Mailing Massively for Maximum Losses

Despite the “Social Media Makes Everything Else Obsolete!!!” chorus from inbound marketing purists, direct mail as a viable lead generation tactic is still alive and well. Sort of…

Using direct mail effectively does not mean running 1,000 names and addresses through a mail merge and stuffing envelopes until your fingers bleed from paper cuts. That’s no better than randomly picking up the phone and spitting out a memorized, generic pitch before the inevitable hang up. Reaching more people at the expense of quality sacrifices the very advantages that professional services professionals and firms should be capitalizing on:

  1. You don’t have to sell 2,000,000 units a month to be very profitable…2-3 new projects usually does the trick.
  2. You get paid for your expertise and ability to solve a very specific problem. The market for that solution is finite, which makes it easier to target.
  3. The amount of intel available online is staggering, making it easier than ever to know exactly who to reach, exactly what to say to that specific person, and exactly how to position your services.

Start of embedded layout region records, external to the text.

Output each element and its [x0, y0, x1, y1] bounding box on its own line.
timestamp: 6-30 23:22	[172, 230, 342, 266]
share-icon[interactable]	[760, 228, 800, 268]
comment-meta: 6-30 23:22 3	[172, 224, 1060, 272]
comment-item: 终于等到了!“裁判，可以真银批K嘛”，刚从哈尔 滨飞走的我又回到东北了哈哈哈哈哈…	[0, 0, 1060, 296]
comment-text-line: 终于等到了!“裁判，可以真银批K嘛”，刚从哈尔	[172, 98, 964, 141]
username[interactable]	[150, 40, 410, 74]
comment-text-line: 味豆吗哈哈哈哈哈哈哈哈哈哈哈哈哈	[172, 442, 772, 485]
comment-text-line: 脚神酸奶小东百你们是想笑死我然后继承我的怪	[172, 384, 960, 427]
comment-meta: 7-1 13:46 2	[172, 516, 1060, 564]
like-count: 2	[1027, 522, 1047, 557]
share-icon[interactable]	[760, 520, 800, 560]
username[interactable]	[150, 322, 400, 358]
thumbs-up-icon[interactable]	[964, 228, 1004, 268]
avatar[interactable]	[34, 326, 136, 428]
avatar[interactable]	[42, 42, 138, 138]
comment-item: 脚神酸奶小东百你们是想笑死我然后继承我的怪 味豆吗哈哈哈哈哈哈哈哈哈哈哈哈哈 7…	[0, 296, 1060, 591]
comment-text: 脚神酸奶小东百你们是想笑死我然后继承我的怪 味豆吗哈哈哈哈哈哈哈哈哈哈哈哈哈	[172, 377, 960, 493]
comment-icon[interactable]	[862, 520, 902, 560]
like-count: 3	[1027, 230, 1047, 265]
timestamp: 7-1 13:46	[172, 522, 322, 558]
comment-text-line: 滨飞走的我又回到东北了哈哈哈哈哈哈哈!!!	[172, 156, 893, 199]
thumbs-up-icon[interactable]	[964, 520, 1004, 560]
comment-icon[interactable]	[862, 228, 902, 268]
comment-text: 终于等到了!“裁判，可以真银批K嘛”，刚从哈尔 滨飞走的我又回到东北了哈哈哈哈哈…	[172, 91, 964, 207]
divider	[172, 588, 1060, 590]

The downside? It takes effort. Time. Thought and creativity. Is it possible to reach out to 100 times more prospects with a generic form letter? Sure. But the cost of going for quantity over quality isn’t worth it.

Try this instead:

  1. Research and build an in-house database of potential prospects. At this stage, going for quantity is OK. The point is to have as big a relevant group to target as possible.
  2. Set a daily or weekly prospecting goal. Pick a number that will work with your schedule, but commit to sending out at least one letter a day.
  3. Research one prospect at a time, looking for critical information like best contact person, physical address, what they do, problems they may have and how you might approach them with a potential solution. Sam Richter’s book Take the Cold Out of Cold Calling offers some great advice, resources and strategies for finding out almost everything you need to know online. The book was written specifically for telemarketing purposes, but the principles apply just as well to writing targeted sales letters.
  4. Write your letter. Make it specific to that prospect. Will some text be standardized across several letters? Of course. Just don’t fall back into the habit of sending out generic junk mail.

Well researched, targeted sales letters are still relevant in our Web 2.0 world, but like most things in life, you get out what you put in.